Abstract
We use transrectal ultrasound (TRUS)-guided template interstitial HDR brachytherapy as a boost to treat patients with advanced cervical cancer not amenable to hybrid interstitial therapy. Three separate implants are performed for each patient with the physician deciding on the number of catheters based on real-time TRUS assessment of cervical disease. Consequently, the same patient could require a different number of catheters during each implant based on their disease and organ anatomy. We provide an update on whether increasing the number of catheters during implantation led to improved coverage and organ dosimetry.
From January 2022 to June 2024, all patients with locally advanced cervical cancer (FIGO stage II-IV) who underwent pelvic with or without paraaortic nodal radiation followed by TRUS-guided interstitial HDR are included in this analysis. The number of catheters (NoC), ctv volume, V95%, V90%, D90%, rectal D2cc, sigmoid D2cc, and bladder D2cc were recorded. CTCAE toxicity, local (cervical) control, distant control, and survival data were noted. A partial correlation was utilized to assess the relationship between NoC and ctv volume, as greater disease volume may confound the NoC. Subsequently multiple regression analyses were performed to evaluate the impact of NoC on coverage and organ dosimetry.
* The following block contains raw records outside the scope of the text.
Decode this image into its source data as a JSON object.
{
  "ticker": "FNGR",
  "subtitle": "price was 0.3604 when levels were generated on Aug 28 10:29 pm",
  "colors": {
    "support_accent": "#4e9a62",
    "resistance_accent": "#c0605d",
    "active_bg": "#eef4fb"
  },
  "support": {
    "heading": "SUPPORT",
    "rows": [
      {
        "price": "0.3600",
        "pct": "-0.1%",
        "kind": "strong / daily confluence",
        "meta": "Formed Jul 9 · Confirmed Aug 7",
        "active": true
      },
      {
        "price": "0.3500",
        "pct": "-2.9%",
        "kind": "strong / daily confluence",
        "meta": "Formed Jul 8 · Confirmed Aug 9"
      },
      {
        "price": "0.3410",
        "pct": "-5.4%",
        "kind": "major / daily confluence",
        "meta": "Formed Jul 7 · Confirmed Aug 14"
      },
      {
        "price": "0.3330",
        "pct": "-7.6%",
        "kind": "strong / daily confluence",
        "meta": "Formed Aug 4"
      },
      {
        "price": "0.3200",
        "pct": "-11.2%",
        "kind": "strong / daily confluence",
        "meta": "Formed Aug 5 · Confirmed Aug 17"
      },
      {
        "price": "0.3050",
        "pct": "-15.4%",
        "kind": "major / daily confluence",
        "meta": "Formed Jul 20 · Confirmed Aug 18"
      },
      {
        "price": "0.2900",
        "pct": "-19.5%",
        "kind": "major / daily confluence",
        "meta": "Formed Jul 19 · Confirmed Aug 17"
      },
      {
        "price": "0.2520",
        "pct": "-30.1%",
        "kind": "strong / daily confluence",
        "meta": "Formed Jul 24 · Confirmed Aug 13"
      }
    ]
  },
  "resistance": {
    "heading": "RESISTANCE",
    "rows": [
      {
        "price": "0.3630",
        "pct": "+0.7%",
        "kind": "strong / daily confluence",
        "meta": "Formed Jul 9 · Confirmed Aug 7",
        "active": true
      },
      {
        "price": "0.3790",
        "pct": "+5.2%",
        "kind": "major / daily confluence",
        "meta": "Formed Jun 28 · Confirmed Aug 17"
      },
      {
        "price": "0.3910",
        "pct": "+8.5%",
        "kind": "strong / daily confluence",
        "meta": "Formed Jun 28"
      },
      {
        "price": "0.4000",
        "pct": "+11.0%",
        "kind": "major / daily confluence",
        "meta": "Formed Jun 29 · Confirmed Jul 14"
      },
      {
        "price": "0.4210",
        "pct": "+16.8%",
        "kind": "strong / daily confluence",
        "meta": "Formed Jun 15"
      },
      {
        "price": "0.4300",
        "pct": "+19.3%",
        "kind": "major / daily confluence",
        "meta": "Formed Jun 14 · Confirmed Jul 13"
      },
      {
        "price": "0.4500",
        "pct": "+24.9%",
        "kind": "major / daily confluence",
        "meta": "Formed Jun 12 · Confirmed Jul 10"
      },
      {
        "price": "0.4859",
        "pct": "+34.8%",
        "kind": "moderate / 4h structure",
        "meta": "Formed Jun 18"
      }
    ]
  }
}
Twenty-nine consecutive patients underwent 87 implants and received 8 Gy per implant. The median NoC used per implant was 10 (range 7-18). The median ctv volume was 93 cc (15-401). The mean V95%, V90%, and D90% were 94%, 96%, and 102%, respectively. The mean rectal D2cc, sigmoid D2cc, and bladder D2cc were 4.3 Gy, 4.6 Gy, and 5.9 Gy, respectively. There were no reported CTCAE grade >2 toxicities. At a median follow-up of 10 months (0-31), local control, distant control, and overall survival were 100%, 68%, and 89%. There was a significant partial correlation between NoC and ctv volume (Pearson’s r 0.672, p<0.001). Multiple regression analyses revealed a greater NoC to predict for higher D90 (β 0.31, p=0.029) as well as V95 and V90 but the latter two did not reach significance (p=0.07). A greater NoC did not improve organ dosimetry.
While the addition of even more interstitial catheters at time of TRUS-based cervical cancer implantation did improve dosimetric coverage, it continues to not meaningfully impact organ dosimetry. As there were still no local failures at follow-up, it is unclear whether the small improvement in coverage is clinically worth the additional tissue trauma and increased risk for acute bleeding. Longer-term follow-up with additional patients may help clarify this further.